Unfortunately enough, many brands may be under the impression that showcasing an affliction will bring their imperfections to light, causing potential customers to back away. However, there’s not much truth to it.
In fact, a brand coming out with its imperfections and how it provides solutions for the same is what attracts an audience emotionally. Simply put, the more natural and honest you are with your shortcomings, the more people will connect to your brand.
The 6-Second Rule
If you’re looking to portray your brand story through a video platform such as YouTube, you’ll have to follow the 6-second rule. At maximum, 6 seconds is all you will get before a viewer presses the skip button for an advertisement.

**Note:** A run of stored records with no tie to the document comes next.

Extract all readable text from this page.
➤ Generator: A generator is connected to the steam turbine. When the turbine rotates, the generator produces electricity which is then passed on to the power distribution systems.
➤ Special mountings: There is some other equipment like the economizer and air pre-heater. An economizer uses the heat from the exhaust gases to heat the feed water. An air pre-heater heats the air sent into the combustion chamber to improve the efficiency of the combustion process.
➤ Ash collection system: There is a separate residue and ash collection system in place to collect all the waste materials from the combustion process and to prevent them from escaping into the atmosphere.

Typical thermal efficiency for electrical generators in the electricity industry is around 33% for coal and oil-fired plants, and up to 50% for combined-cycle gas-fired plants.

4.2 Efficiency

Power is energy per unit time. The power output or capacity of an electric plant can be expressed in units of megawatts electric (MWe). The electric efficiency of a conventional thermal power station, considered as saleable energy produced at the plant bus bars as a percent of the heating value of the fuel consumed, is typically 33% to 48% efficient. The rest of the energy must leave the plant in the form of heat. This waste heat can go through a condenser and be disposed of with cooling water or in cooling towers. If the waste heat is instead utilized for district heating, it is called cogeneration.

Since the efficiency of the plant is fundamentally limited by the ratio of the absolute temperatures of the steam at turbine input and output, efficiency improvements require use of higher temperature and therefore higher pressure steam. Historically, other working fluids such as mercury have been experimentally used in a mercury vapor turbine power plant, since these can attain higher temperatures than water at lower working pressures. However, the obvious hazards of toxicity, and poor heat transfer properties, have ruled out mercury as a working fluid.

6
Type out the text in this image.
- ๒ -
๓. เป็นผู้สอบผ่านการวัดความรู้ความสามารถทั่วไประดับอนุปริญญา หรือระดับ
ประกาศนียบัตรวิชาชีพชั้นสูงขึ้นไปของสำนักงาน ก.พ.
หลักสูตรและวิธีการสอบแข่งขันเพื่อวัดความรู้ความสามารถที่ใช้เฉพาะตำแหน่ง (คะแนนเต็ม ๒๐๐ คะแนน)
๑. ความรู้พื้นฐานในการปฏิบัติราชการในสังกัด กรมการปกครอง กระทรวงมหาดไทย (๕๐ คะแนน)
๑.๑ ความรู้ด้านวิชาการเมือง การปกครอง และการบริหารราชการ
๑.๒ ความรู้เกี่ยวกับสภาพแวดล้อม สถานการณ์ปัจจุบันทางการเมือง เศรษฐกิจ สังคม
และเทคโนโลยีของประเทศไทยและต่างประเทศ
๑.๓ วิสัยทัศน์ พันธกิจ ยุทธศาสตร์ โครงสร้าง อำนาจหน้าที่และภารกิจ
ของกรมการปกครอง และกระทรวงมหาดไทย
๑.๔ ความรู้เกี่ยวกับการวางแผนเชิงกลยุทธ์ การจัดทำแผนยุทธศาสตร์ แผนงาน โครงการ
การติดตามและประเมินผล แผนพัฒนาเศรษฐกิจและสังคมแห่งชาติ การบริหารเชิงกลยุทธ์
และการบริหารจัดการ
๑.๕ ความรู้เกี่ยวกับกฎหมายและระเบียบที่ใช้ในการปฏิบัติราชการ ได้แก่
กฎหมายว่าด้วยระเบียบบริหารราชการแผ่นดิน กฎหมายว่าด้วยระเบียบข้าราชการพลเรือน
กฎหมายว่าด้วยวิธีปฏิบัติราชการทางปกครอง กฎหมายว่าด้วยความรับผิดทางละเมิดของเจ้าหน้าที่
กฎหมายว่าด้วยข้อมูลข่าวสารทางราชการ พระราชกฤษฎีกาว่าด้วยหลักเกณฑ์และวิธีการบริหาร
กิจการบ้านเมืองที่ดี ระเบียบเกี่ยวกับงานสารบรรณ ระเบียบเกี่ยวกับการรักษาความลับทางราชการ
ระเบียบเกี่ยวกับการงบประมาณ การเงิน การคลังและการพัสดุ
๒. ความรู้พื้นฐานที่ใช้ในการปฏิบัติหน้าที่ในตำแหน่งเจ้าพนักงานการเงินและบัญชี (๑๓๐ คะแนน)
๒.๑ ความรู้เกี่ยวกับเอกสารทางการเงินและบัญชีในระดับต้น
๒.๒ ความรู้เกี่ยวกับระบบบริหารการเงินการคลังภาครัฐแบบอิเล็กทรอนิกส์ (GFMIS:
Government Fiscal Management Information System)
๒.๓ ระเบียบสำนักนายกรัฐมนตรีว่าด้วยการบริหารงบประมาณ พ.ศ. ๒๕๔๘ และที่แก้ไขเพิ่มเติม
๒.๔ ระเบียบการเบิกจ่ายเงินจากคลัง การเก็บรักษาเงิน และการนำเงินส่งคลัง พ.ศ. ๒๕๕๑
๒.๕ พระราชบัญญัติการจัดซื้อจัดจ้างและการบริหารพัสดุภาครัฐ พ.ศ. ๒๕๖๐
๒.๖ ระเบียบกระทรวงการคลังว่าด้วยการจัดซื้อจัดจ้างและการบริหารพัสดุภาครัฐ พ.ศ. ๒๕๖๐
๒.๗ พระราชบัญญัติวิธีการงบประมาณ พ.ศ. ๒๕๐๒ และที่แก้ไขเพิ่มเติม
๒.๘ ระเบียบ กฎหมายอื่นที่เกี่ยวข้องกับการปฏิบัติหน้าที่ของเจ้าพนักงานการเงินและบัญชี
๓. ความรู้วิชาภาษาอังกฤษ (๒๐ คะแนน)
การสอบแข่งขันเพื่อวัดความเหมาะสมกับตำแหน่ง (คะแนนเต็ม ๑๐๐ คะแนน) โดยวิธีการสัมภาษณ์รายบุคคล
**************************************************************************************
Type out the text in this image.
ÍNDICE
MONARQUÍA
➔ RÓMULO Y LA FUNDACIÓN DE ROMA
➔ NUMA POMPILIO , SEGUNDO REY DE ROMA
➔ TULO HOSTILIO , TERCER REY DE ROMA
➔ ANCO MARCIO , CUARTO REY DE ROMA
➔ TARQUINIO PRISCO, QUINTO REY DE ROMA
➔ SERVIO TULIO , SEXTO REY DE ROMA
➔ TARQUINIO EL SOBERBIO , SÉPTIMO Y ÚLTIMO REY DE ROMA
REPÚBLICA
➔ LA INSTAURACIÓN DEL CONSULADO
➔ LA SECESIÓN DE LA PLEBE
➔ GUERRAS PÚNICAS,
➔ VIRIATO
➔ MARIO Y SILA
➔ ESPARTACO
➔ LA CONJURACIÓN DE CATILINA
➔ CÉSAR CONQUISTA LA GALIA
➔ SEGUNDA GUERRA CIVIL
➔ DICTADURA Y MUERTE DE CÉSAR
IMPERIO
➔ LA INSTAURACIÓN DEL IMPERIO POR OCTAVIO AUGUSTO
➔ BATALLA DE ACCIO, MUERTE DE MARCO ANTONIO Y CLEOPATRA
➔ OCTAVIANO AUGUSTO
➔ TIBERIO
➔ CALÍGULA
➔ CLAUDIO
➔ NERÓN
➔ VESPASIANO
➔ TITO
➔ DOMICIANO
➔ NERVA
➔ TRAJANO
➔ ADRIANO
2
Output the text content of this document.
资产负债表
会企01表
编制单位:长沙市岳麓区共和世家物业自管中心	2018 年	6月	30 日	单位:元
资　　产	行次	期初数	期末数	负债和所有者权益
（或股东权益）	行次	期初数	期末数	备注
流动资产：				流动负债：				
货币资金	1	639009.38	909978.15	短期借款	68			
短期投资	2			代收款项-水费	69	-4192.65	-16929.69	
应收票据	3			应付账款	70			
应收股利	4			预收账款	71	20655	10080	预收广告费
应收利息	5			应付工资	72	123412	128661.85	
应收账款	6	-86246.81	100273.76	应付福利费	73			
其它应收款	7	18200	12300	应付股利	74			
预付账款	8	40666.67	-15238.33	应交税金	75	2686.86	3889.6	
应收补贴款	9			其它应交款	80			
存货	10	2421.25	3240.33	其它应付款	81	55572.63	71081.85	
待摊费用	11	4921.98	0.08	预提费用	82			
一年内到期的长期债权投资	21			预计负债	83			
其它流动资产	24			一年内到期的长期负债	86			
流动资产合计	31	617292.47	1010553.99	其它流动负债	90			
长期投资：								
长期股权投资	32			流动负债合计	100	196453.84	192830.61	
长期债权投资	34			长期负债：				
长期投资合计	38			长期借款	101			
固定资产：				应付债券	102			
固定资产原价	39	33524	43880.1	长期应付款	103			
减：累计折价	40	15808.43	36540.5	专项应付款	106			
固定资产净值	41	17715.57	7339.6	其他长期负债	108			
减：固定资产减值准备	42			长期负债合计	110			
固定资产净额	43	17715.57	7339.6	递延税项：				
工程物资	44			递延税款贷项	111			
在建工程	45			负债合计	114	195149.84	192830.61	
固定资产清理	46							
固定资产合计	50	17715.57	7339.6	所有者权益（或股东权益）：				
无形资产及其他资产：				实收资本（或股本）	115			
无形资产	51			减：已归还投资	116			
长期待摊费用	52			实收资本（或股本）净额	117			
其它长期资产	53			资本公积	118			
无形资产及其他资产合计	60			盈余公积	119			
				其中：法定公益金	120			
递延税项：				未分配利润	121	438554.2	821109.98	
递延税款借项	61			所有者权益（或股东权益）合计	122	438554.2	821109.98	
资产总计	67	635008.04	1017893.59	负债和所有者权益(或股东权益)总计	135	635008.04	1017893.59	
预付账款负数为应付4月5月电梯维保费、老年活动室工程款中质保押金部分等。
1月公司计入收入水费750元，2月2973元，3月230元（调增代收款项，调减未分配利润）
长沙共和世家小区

During these 6 seconds, you’ll have to ensure to grab your audience’s attention and add a good CTA to show the purpose of your brand’s existence. Geico’s video ad is an excellent example of how a brand can showcase its story while keeping you engaged.
They open the video by displaying their brand name, and the rest is an entertaining exercise of two men as statues. The ad itself does not have many dialogues but still gets the job done.
Remember the Format
Introducing a problem is not the only factor you’ll need to keep in mind. Remember that your current state of affairs and solution are the two other major parts of the story.
Ideally, you’d want to open up with the status quo, introduce the problem (the villain) and finally convince your audience that your brand is the solution (the hero).
You can refer to how others in the past have used a good structure for their brand story, which we’ll cover in the next part.
Examples of Some of The Best Brand Stories
Any theoretical concept explained without practical examples is nothing short of the most boring book you can ever spend time on. The same is valid for brand stories. So here are some ideal examples of the best brand stories to give a head start or inspiration on how to go about yours.
Image Source: GoPro
A prime example of a good brand story is GoPro, our favorite flexible camera company. The main story is told by the CEO, Nicholas Woodman, on the official GoPro website. He states that GoPro allows us to capture some of the best moments in life and relieve them.
An impressive feature also allows people to live-stream from their GoPro device (on specific models). The overall catch is that GoPro is the new norm for capturing every moment of fun for everyone.
Image Source: UBER
The way this story works is how UBER is the rebel that has changed the way people commute in a good way. Unlike the traditional waving hand method, UBER allows us all to grab a taxi whenever we want with one click.
UBER also mentions how its service enables more possibilities for riders and opportunities for drivers. This is one of the best examples of modest storytelling.
Image Source: WarbyParker
If TOMS’s shoes weren’t enough for you, you might just interest yourself with Warby Parker. The backstory for Warby Parker focuses on one of its founders who lost his glasses and couldn’t find them ever again.
He was still a grad student back then and couldn’t afford to replace them with a new pair. This is where four friends, Jeffrey Raider, Andrew Hunt, Neil Blumenthal, and David Gilboa, embarked on a journey to tackle the issue of expensive glasses.
For every pair of glasses a customer buys, Warby Parker pays the production price to build another pair at VisionSpring (a non-profit organization). Going by the latest statistics, Warby Parker has distributed over 10 million glasses to those who need them at zero cost.
Altogether, a brand story can be enough to build trust within your target audience and also help to drive consumers to buy products from you. However, it should be authentic and simple to understand or connect with. Additionally, a powerful brand story can bring in more new customers to engage with the product since they trust you, which is the primary goal.